There are a small number of churches in Namalu and they had come together to host us at the local primary school. The local pastors were keen for their small congregations to receive some teaching and ministry and so we quickly organised a small conference for all the church members, at which I and some of the pastors spoke each day. However, the main aim for the week was evangelism. Each day, the youth from the church in Namabasa went out with a few local guides for door to door evangelism, something that is very culturally acceptable in Uganda. We also had an outreach event each evening and on the last day we relocated into the market, where even a heavy downpour of rain could not dampen our enthusiasm or the work of the Holy Spirit. It was a great learning experience for the youth from Namabasa, many of whom had not previously been away from their homes.
However, the biggest impact was when our young evangelists went some good distance out of the town and into the bush. For a start, even those who have some personal experience of severe poverty were quite shocked to find whole families surviving by just eating sunflower seeds. Also, although they were only a few miles out of the town, they were shaken to find that the name of Jesus was completely unknown. However, the gospel message, backed by a number of demonstrations of God’s power, was extremely eagerly received and around 340 people made a commitment to Christ. Steps are now underway for the local churches, with our support, to plant a new church in this area.
When not ministering in the various churches or away on mission, I have also been extremely busy over the summer months with Child of Hope and with the school in the Namatala slum. The organisation has now really grown and there are over 30 staff members with 280 children at the school. During the months of May and June, Moses went to the UK to try and do some fundraising and I was left in charge of the organisation. This was pretty much a full-time task with various matters requiring my attention cropping up on a daily basis.
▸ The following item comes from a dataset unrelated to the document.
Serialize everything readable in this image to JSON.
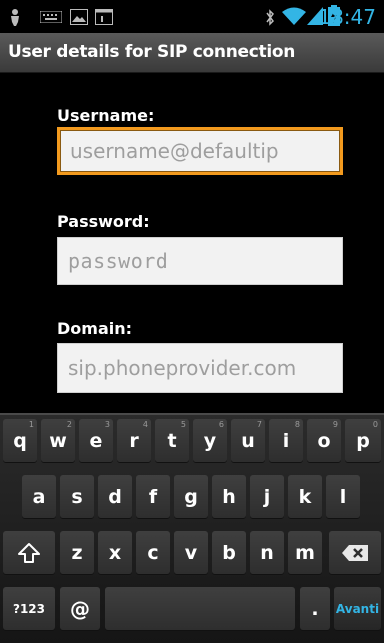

It was also quite a busy time as, during this period, a number of new staff joined the school and an additional 70 children started attending the nursery school. It is always a huge challenge bringing new children from the slum into the school. However, when compared with the children that have been at the school for a year or two, it just emphasises the great work that God is doing through the teachers and welfare and health workers. There is a very real transformation going on and it is fantastic to see the impact that is being made in the children’s lives. During this time, we also carried out a three day medical outreach into the slum in which around 1,600 people were treated.
The building work on the school building is also going on very well and we are currently right on target to get the first floor ready to be utilised next year. I recently arranged for the doors, windows and railings to be handmade locally and these have now all been installed. Work is now beginning on the rendering and plastering of the walls both inside and out. The children at the school are already very excited and have been telling me which of the new classrooms they want to move into next year! Most of them have never been in a two storey building before and it seems that they are all very keen to move up to the first floor.
Finally, over the last few months, we have also been able to train and to help another twenty mothers to start up their own small businesses. We hope and trust that these will be as successful as many of the others on the programme that are continuing to prosper and help these very needy families.